Book Synopsis Biomass Recalcitrance by : Michael Himmel
Download or read book Biomass Recalcitrance written by Michael Himmel and published by Wiley-Blackwell. This book was released on 2008-06-23 with total page 552 pages. Available in PDF, EPUB and Kindle. Book excerpt: This book examines the connection between biomass structure, ultrastructure, and composition, to resistance to enzymatic deconstruction, with the aim of discovering new cost-effective technologies for biorefineries. It contains chapters on topics extending from the highest levels of biorefinery design and biomass life-cycle analysis, to detailed aspects of plant cell wall structure, chemical treatments, enzymatic hydrolysis, and product fermentation options."--Pub. desc.
Wood Chemistry, Fundamentals and Applications, Second Edition, examines the basic principles of wood chemistry and its potential applications to pulping and papermaking, wood and wood waste utilization, pulping by-products for production of chemicals and energy, and biomass conversion.

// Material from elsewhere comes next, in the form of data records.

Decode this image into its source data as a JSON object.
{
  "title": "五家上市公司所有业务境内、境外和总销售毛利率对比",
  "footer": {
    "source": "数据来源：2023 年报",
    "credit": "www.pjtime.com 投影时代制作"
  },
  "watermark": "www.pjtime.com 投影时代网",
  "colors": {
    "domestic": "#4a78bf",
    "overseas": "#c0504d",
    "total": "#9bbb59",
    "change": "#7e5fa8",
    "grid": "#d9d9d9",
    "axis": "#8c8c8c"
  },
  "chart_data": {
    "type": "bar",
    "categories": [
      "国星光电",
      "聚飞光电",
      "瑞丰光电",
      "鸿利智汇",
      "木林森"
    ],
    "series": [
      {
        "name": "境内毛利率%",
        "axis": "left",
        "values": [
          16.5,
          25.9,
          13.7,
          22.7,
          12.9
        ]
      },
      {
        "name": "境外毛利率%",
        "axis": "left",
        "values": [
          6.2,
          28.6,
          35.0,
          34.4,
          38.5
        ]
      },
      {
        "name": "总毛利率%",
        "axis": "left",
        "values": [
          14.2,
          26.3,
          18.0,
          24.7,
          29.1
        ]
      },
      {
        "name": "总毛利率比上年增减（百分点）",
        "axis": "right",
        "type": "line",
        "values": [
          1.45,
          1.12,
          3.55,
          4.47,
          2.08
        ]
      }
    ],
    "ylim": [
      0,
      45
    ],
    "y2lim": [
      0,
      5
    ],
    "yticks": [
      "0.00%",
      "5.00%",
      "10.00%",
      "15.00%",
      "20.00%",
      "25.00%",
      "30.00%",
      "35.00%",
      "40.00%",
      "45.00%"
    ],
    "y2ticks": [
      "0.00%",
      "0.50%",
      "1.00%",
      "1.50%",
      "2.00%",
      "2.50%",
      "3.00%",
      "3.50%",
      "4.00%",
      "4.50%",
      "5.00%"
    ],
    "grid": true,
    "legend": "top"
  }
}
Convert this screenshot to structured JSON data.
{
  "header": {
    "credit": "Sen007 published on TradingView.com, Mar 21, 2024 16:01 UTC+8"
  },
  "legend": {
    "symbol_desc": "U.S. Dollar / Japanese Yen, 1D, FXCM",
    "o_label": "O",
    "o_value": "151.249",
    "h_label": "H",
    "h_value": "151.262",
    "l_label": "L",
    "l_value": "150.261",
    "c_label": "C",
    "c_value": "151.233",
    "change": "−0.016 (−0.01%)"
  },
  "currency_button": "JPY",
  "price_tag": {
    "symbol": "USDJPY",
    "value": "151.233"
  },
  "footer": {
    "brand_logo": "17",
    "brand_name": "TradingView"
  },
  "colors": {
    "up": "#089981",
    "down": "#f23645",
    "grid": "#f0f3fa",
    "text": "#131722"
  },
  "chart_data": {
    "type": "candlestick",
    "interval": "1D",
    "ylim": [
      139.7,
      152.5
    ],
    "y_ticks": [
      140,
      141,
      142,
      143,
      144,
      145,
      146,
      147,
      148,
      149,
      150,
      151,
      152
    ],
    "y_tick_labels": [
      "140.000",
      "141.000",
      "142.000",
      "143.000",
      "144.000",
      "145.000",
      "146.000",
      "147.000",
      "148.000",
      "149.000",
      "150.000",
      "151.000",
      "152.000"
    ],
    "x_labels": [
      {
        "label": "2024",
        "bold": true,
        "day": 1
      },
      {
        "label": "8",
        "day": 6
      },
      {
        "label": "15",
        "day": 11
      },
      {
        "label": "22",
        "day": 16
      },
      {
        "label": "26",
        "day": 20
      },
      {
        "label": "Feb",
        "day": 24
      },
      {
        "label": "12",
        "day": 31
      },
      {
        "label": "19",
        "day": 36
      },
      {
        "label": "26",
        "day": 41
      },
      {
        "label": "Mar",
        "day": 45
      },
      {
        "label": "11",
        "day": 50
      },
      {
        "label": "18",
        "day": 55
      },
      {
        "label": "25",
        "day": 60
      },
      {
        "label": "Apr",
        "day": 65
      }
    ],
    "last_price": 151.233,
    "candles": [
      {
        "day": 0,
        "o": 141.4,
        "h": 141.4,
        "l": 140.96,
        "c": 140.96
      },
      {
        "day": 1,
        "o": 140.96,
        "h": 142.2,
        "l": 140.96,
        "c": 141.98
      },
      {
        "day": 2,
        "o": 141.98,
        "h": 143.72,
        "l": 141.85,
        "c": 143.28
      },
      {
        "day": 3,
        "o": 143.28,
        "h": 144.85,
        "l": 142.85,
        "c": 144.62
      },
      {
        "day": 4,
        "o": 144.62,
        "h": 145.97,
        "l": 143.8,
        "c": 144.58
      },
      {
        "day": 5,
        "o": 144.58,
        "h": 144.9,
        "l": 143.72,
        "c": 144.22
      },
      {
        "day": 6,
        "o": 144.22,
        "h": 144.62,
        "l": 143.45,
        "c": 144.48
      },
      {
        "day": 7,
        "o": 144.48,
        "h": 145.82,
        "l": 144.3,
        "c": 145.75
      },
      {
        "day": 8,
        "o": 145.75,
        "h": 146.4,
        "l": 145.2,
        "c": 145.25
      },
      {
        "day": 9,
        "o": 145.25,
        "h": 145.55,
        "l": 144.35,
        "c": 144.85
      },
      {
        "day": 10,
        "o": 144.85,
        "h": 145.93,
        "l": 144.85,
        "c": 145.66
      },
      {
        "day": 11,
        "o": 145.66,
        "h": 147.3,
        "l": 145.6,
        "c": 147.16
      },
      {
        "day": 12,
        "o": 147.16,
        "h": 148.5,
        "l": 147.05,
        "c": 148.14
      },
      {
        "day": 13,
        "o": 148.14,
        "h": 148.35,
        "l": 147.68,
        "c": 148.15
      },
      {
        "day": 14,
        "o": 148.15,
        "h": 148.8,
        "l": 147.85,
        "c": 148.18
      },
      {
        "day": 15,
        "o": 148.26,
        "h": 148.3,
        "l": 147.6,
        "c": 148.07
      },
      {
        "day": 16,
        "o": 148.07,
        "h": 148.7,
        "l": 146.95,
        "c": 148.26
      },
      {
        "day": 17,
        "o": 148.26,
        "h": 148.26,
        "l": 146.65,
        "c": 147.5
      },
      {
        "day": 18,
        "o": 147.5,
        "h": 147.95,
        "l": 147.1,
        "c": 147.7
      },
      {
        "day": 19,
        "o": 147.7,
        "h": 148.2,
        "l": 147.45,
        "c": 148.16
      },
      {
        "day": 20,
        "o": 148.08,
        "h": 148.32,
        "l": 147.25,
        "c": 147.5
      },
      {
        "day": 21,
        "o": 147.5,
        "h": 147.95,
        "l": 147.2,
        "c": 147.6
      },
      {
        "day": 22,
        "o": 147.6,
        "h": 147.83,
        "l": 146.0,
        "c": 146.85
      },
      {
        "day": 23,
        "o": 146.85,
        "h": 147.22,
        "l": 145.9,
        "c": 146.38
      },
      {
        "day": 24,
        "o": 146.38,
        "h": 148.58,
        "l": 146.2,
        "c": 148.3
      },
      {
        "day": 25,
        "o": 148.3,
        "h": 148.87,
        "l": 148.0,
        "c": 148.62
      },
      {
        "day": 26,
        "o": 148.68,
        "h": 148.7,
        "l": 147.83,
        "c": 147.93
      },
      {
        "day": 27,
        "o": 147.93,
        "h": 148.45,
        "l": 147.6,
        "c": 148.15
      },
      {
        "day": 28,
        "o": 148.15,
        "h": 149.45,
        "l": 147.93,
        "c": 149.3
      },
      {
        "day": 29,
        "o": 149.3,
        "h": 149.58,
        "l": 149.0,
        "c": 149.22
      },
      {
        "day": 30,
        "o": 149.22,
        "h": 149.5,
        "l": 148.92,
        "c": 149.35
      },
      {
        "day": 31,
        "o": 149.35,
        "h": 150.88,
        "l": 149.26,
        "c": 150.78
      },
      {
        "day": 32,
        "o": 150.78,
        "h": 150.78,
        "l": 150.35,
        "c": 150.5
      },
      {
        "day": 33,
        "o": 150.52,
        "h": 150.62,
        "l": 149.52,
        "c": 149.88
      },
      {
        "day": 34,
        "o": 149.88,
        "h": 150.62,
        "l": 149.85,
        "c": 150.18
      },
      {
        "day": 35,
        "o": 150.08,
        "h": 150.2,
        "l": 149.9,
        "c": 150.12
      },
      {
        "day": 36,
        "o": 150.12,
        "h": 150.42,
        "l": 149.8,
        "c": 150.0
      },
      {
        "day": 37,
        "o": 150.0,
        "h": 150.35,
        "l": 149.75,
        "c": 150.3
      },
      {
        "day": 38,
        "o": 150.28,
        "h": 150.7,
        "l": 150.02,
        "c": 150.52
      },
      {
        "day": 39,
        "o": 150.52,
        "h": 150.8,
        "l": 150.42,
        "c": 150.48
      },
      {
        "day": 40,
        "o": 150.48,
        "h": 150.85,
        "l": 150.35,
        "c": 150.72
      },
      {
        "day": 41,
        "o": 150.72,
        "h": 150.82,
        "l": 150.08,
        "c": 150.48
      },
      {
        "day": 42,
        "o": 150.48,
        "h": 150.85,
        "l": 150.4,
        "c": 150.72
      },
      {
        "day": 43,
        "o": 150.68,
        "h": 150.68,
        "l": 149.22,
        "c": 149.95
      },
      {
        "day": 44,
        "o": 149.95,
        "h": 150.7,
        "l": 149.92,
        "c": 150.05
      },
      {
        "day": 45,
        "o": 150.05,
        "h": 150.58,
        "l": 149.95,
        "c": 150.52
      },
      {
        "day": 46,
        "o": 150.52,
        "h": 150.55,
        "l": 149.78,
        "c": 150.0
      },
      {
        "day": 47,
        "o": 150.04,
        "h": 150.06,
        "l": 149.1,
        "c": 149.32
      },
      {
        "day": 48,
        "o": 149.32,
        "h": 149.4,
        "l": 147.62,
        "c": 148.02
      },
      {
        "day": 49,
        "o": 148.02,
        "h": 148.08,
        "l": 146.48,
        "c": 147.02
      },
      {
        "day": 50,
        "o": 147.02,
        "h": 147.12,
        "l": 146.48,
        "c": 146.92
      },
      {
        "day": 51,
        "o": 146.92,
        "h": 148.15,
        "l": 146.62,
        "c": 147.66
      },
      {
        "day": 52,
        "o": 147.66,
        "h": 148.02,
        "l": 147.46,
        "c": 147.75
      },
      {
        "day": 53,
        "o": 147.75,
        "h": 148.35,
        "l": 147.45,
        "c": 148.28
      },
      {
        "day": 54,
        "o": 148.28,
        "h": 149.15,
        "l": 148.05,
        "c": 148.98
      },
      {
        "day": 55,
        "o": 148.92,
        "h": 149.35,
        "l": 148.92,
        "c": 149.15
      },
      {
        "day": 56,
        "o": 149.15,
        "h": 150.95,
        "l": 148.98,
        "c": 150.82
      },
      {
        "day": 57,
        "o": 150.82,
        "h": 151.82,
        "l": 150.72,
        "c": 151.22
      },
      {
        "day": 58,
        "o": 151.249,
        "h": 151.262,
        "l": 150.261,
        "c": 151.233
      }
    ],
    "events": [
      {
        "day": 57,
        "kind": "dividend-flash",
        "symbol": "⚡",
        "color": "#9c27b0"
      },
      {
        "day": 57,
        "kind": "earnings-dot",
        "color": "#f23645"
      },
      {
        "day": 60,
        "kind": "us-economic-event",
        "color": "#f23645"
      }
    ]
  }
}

Book Synopsis Wood Chemistry by : Eero Sjostrom
Download or read book Wood Chemistry written by Eero Sjostrom and published by Elsevier. This book was released on 2013-10-22 with total page 311 pages. Available in PDF, EPUB and Kindle. Book excerpt: Wood Chemistry, Fundamentals and Applications, Second Edition, examines the basic principles of wood chemistry and its potential applications to pulping and papermaking, wood and wood waste utilization, pulping by-products for production of chemicals and energy, and biomass conversion.